Com tantos números e contas, a pergunta que fica é: Onde quero chegar com isso? A resposta é simples; para os apaixonados pelo basquete feminino (grupo no qual eu me incluo) é inadmissível ver tamanha disparidade. Para situar um pouco mais o leitor, a maior parte das jogadoras que atuam no basquete americano também jogam no basquete europeu. Como isso funciona? A temporada da WNBA é bem curta; são apenas quatro meses (Na NBA são nove), de maio até agosto, depois há um período de férias, e o resto do calendário é ocupado pelos campeonatos europeus. E é no velho continente que as jogadoras conseguem ganhar um bom dinheiro. Lá, as equipes valorizam mais a atleta e pagam um salário decente; uma jogadora de alto nível chega a ganhar em uma única temporada o que não ganharia em seis ou sete anos de WNBA. Por esse motivo se torna tão vantajoso jogar em duas equipes. A liga americana continua sendo mais importante e valorizada pelas jogadoras, mas, quando surge uma oportunidade de encher o bolso e ainda manter o ritmo de jogo para a próxima temporada, por que não aceitá-la?
É claro que existem motivos para tudo isso ocorrer. Primeiramente, a WNBA é uma liga que não tem grande apelo do público norte-americano. Dificilmente se vê um ginásio lotado de gente como vemos em quase todos os jogos da NBA. A publicidade é muito menor, e os grandes vilões disso tudo são os próprios times. Como assim? A maioria das equipes da liga, salvo algumas exceções, está filiada com a franquia masculina. Por exemplo: San Antonio Spurs e San Antonio Silver Stars. O que acontece é que 95% dos investimentos são direcionados ao time da NBA, e o motivo para isso é bem simples, só é investido dinheiro onde se tem retorno. O basquete masculino dos Estados Unidos é um produto que gera lucro e é vendido para o mundo todo. Em qualquer país se sabe quem são Michael Jordan, Kobe Bryant ou Lebron James. Agora eu pergunto a você, caro leitor: Vocês conhecem Lauren Jackson, Diana Taurasi, Tamika Catchings ou Katie Douglas? Com muito esforço, devem conhecer a australiana Lauren Jackson, não pelo o que ela apresenta dentro de quadra, o que é fantástico diga-se passagem, mas sim pelas belas curvas da loira.

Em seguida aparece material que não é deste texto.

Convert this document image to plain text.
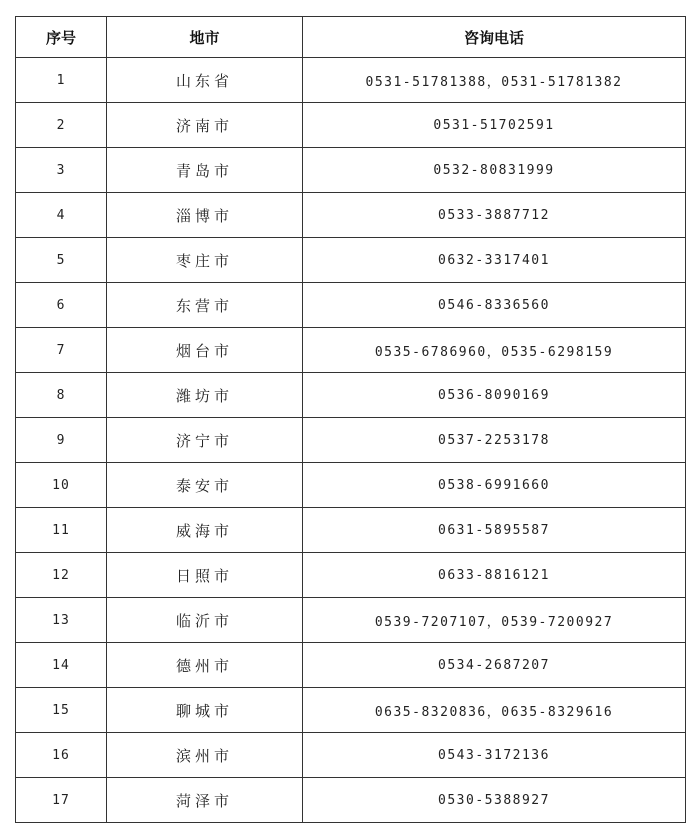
序号	地市	咨询电话
1	山东省	0531-51781388，0531-51781382
2	济南市	0531-51702591
3	青岛市	0532-80831999
4	淄博市	0533-3887712
5	枣庄市	0632-3317401
6	东营市	0546-8336560
7	烟台市	0535-6786960，0535-6298159
8	潍坊市	0536-8090169
9	济宁市	0537-2253178
10	泰安市	0538-6991660
11	威海市	0631-5895587
12	日照市	0633-8816121
13	临沂市	0539-7207107，0539-7200927
14	德州市	0534-2687207
15	聊城市	0635-8320836，0635-8329616
16	滨州市	0543-3172136
17	菏泽市	0530-5388927
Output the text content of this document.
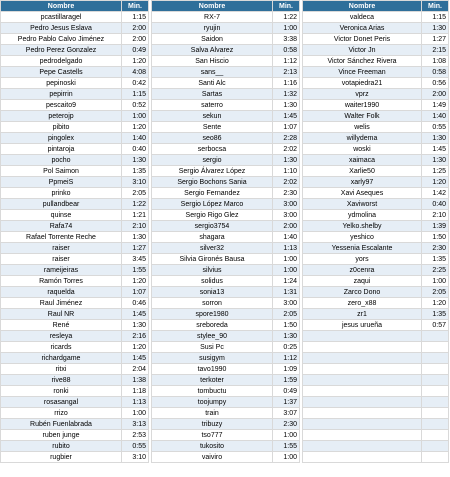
Nombre	Min.
pcastillaragel	1:15
Pedro Jesus Eslava	2:00
Pedro Pablo Calvo Jiménez	2:00
Pedro Perez Gonzalez	0:49
pedrodelgado	1:20
Pepe Castells	4:08
pepinoski	0:42
pepirrin	1:15
pescaito9	0:52
peterojp	1:00
pibito	1:20
pingolex	1:40
pintaroja	0:40
pocho	1:30
Pol Saimon	1:35
PpmeiS	3:10
prinko	2:05
pullandbear	1:22
quinse	1:21
Rafa74	2:10
Rafael Torrente Reche	1:30
raiser	1:27
raiser	3:45
rameijeiras	1:55
Ramón Torres	1:20
raquelda	1:07
Raul Jiménez	0:46
Raul NR	1:45
René	1:30
resleya	2:16
ricards	1:20
richardgame	1:45
ritxi	2:04
rive88	1:38
ronki	1:18
rosasangal	1:13
rrizo	1:00
Rubén Fuenlabrada	3:13
ruben junge	2:53
rubito	0:55
rugbier	3:10
Nombre	Min.
RX-7	1:22
ryujin	1:00
Saidon	3:38
Salva Alvarez	0:58
San Hiscio	1:12
sans__	2:13
Santi Alc	1:16
Sartas	1:32
saterro	1:30
sekun	1:45
Sente	1:07
seo86	2:28
serbocsa	2:02
sergio	1:30
Sergio Álvarez López	1:10
Sergio Bochons Sania	2:02
Sergio Fernandez	2:30
Sergio López Marco	3:00
Sergio Rigo Glez	3:00
sergio3754	2:00
shagara	1:40
silver32	1:13
Silvia Gironés Bausa	1:00
silvius	1:00
solidus	1:24
sonia13	1:31
sorron	3:00
spore1980	2:05
sreboreda	1:50
stylee_90	1:30
Susi Pc	0:25
susigym	1:12
tavo1990	1:09
terkoter	1:59
tombuctu	0:49
toojumpy	1:37
train	3:07
tribuzy	2:30
tso777	1:00
tukosito	1:55
vaiviro	1:00
Nombre	Min.
valdeca	1:15
Veronica Arias	1:30
Victor Donet Peris	1:27
Victor Jn	2:15
Victor Sánchez Rivera	1:08
Vince Freeman	0:58
votapiedra21	0:56
vprz	2:00
waiter1990	1:49
Walter Folk	1:40
welis	0:55
willydema	1:30
woski	1:45
xaimaca	1:30
Xarlie50	1:25
xarly97	1:20
Xavi Aseques	1:42
Xaviworst	0:40
ydmolina	2:10
Yelko.shelby	1:39
yeshico	1:50
Yessenia Escalante	2:30
yors	1:35
z0cenra	2:25
zaqui	1:00
Zarco Dono	2:05
zero_x88	1:20
zr1	1:35
jesus urueña	0:57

Pesquisas dão conta que nem o próprio americano se interessa por sua liga feminina de basquete. O pior de tudo é que nas medições de audiência, até o basquete universitário feminino ganha da WNBA. Há algo muito errado nisso, e tem que ser mudado urgentemente. O fato positivo é que a liga é bastante jovem, tem apenas 12 anos de existência, e ao longo desses anos muitas coisas mudaram e grandes melhorias foram feitas. Então, é esperar para ver como se desenvolve a liga com o desenrolar dos anos.